Por que grandes emissoras como Globo e SBT, bem como artistas pop, estão adotando o conteúdo voltado para o público evangélico?
Ouvir a canção “Faz um milagre em mim”, de Regis Danese, em um show é algo já conhecido. No entanto, quando interpretada pelo cantor pop latino, ganha uma nova dimensão. Latino apresentou essa música na última sexta-feira (29), em Carauari, no Amazonas. Além disso, a funkeira Tati Zaqui, famosa por suas músicas sensuais, revelou em suas redes sociais que buscará inspiração no meio gospel para alterar as letras de suas composições.
Esse “boom” no mercado gospel não está impactando apenas os artistas seculares, mas também as grandes emissoras do país. O SBT, por exemplo, transmitirá a aclamada série “The Chosen – Os Escolhidos”, que narra eventos significativos da vida de Jesus sob a perspectiva dos discípulos e faz sucesso em serviços de streaming.

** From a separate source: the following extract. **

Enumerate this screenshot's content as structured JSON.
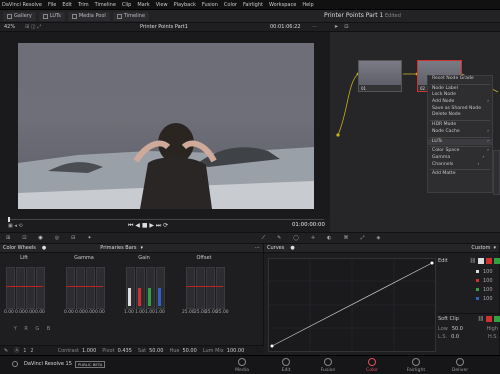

A Rede Globo, por sua vez, além do tradicional programa “Promessas”, com os principais nomes da música gospel do país, promoveu um tipo de “The Voice Gospel” dentro do programa Altas Horas de Serginho Groisman. Além disso, a emissora está investindo em novelas com temas evangélicos, como “Vai na Fé”, e produziu um documentário sobre a história da Igreja Evangélica no país. A Sessão da Tarde também exibe vários filmes com temáticas cristãs.
No entanto, como devem os crentes avaliar esses movimentos? Será que eles estão alinhados com as palavras de Jesus em Lucas 19:40, que dizem que “até as pedras clamam”, referindo-se aos meios improváveis de pregação do Evangelho? Nas redes sociais, o cantor Latino chegou a compartilhar a seguinte mensagem sobre o louvor que cantou: “Deus sempre usa os loucos para confundir os sábios. Encerramos o show de ontem de maneira surpreendente. Quanta emoção!”
Esse crescimento do conteúdo gospel coincide com o aumento da igreja evangélica no país, que cresceu mais de 22% nos últimos 10 anos, superando a marca de 60 milhões de brasileiros e mais de 100 mil templos em todo o Brasil, de acordo com dados do Censo de 2022 do IBGE. Especialistas estimam que, em 10 anos, os evangélicos possam se tornar predominantes.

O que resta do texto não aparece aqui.